Dr Baz on Fusion Music

Dr Baz (Australian Musician & Musicologist) adds this to the collection of thoughts on fusion music.

Take it away Baz…

Dr Baz

Dr Baz

When I was asked about what Fusion Music is my musical brain immediately thought of Jazz Fusion…a genre of Jazz that was coined in the late sixties and seventies that described the way Miles Davis, Herbie Hancock, Joe Zawinul and other jazz heavyweights incorporated Funk and electronic musical instruments into improvised Jazz music. Think back to Miles Davis’s ‘Bitches Brew’ and Joe Zawinul’s Weather Report Muzak and you are in the ballpark about what Jazz Fusion sounds like.

It’s not the only fusion though.

In reality all music is fusion….every single style we know today as different types of Music is a coming together of different types of Music due to specific historical circumstances.

For example German classical composers combined European folk music to create their Symphonic master pieces.; Ancient Australian Indigenous Yidaki/Dijeridu Music is really derived from Indonesia; Indian Classical music has its roots in Persia and the Middle East.

The contemporary music of North and South America is a clear example of different fusions and the histories of Salsa Samba Rhumba Reggae Calypso Jazz Blues and more recently Hip Hop and Reggaeton can be clearly traced thanks to the well documented records we have of the historical development of these musical styles.

As human beings we like to put culture under glass….we like to freeze a musical recording in time and call it something…we relate our identity strongly to the music we like and then set up rules about the musics we don’t like according to our own tastes.
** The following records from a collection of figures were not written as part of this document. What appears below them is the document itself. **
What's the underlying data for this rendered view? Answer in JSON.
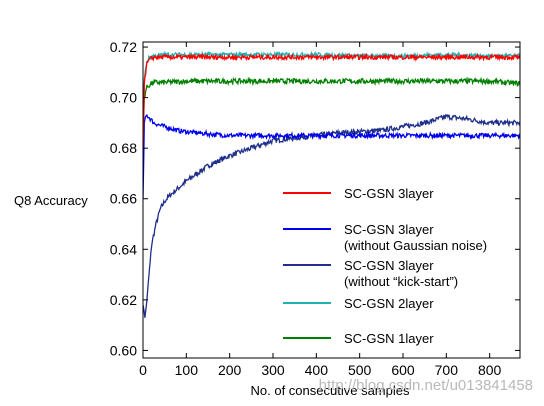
{
  "chart_data": {
    "type": "line",
    "title": "",
    "xlabel": "No. of consecutive samples",
    "ylabel": "Q8 Accuracy",
    "xlim": [
      0,
      870
    ],
    "ylim": [
      0.597,
      0.722
    ],
    "x_ticks": [
      0,
      100,
      200,
      300,
      400,
      500,
      600,
      700,
      800
    ],
    "y_ticks": [
      0.6,
      0.62,
      0.64,
      0.66,
      0.68,
      0.7,
      0.72
    ],
    "x_tick_labels": [
      "0",
      "100",
      "200",
      "300",
      "400",
      "500",
      "600",
      "700",
      "800"
    ],
    "y_tick_labels": [
      "0.60",
      "0.62",
      "0.64",
      "0.66",
      "0.68",
      "0.70",
      "0.72"
    ],
    "grid": false,
    "legend_position": "center-right",
    "series": [
      {
        "name": "SC-GSN 3layer",
        "color": "#ff0000",
        "x": [
          0,
          3,
          8,
          15,
          25,
          50,
          100,
          150,
          200,
          300,
          400,
          500,
          600,
          700,
          800,
          870
        ],
        "y": [
          0.68,
          0.705,
          0.713,
          0.715,
          0.716,
          0.716,
          0.716,
          0.716,
          0.716,
          0.716,
          0.716,
          0.716,
          0.716,
          0.716,
          0.716,
          0.716
        ]
      },
      {
        "name_lines": [
          "SC-GSN 3layer",
          "(without Gaussian noise)"
        ],
        "color": "#0000ee",
        "x": [
          0,
          3,
          8,
          15,
          25,
          40,
          60,
          80,
          100,
          130,
          160,
          200,
          300,
          400,
          500,
          600,
          700,
          800,
          870
        ],
        "y": [
          0.66,
          0.69,
          0.693,
          0.692,
          0.69,
          0.689,
          0.688,
          0.687,
          0.6865,
          0.686,
          0.6855,
          0.685,
          0.685,
          0.685,
          0.685,
          0.685,
          0.685,
          0.685,
          0.685
        ]
      },
      {
        "name_lines": [
          "SC-GSN 3layer",
          "(without “kick-start”)"
        ],
        "color": "#1f2f8a",
        "x": [
          0,
          5,
          10,
          15,
          20,
          30,
          40,
          50,
          60,
          80,
          100,
          125,
          150,
          175,
          200,
          250,
          300,
          350,
          400,
          450,
          500,
          550,
          600,
          650,
          700,
          750,
          800,
          870
        ],
        "y": [
          0.618,
          0.613,
          0.622,
          0.632,
          0.642,
          0.65,
          0.656,
          0.659,
          0.661,
          0.664,
          0.667,
          0.67,
          0.673,
          0.675,
          0.677,
          0.68,
          0.683,
          0.684,
          0.685,
          0.686,
          0.6865,
          0.687,
          0.6885,
          0.69,
          0.6925,
          0.6915,
          0.69,
          0.69
        ]
      },
      {
        "name": "SC-GSN 2layer",
        "color": "#20b2b2",
        "x": [
          0,
          3,
          8,
          15,
          25,
          50,
          100,
          150,
          200,
          300,
          400,
          500,
          600,
          700,
          800,
          870
        ],
        "y": [
          0.685,
          0.707,
          0.714,
          0.716,
          0.7165,
          0.717,
          0.717,
          0.717,
          0.717,
          0.717,
          0.717,
          0.7165,
          0.7165,
          0.717,
          0.7165,
          0.7165
        ]
      },
      {
        "name": "SC-GSN 1layer",
        "color": "#008000",
        "x": [
          0,
          3,
          8,
          15,
          25,
          50,
          100,
          150,
          200,
          300,
          400,
          500,
          600,
          700,
          800,
          870
        ],
        "y": [
          0.685,
          0.7,
          0.704,
          0.705,
          0.706,
          0.706,
          0.7065,
          0.7065,
          0.7065,
          0.7065,
          0.7065,
          0.7065,
          0.7065,
          0.7065,
          0.7065,
          0.7055
        ]
      }
    ]
  },
  "watermark": "http://blog.csdn.net/u013841458"
}
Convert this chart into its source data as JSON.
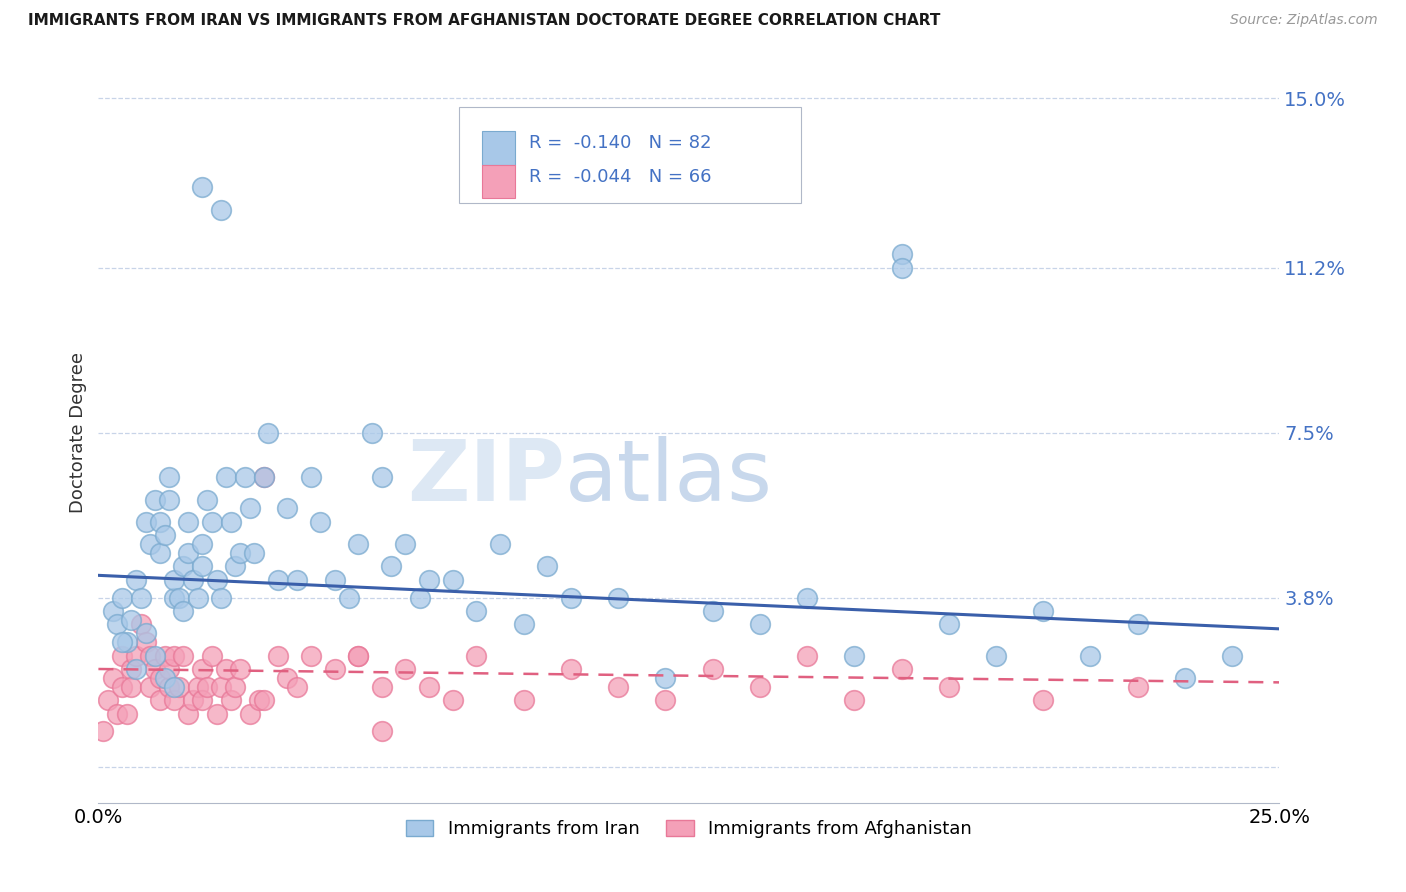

We develop stereotypes: the black jazz man, the sexy Latino salsa band, the wild gypsy violinist – and start to make up rules about what is an authentic expression of these favored styles. We crave authentic musical experiences that relate to these self imposed definitions. And therein lay the dilemma….

One persons fusion is another person’s jazz…one person’s hip hop is another person’s pop music sellout.

For me as a musician and a musicologist who sees a direct relationship between the development of music and cultural histories, fusion music is where it’s at… it’s musicians from different cultures and backgrounds sharing their creative differences and jamming together to create something new. Whenever and wherever musicians can get together and jam new musical fusions are born.

Photo by Beaver on the Beats - Dr Baz, Musician & Musicologist - www.beaveronthebeats.com

So what is fusion music?

It is the hybrid musical styles that we can’t fit in our glass cased museum definitions. At various times in history its has been a gypsy guitarist performing with a African Drummer – or a rapper dropping rhymes in Korean and topping a billion views on YouTube – or a Slave providing a beat to a Spanish brass band on the docks of Havana in the 1600s.

Fusion music reflects the shifts in our collective musical consciousness and these shifts are in turn triggered by the wars, famines, slave trades and digital technology revolutions that shape history.

A fusion music used to serve an apprenticeship to an established style before being recognised as a style in its own right. The internet has changed all that. Today musical fusions are appearing so fast that the very concept of an identifiable musical style complete with similar rhythm harmony and instrumentation is under threat.

Dr Baz - Beaver on the Beats

So all music is fusion… it’s what I love about music as I will always encounter something new in this world.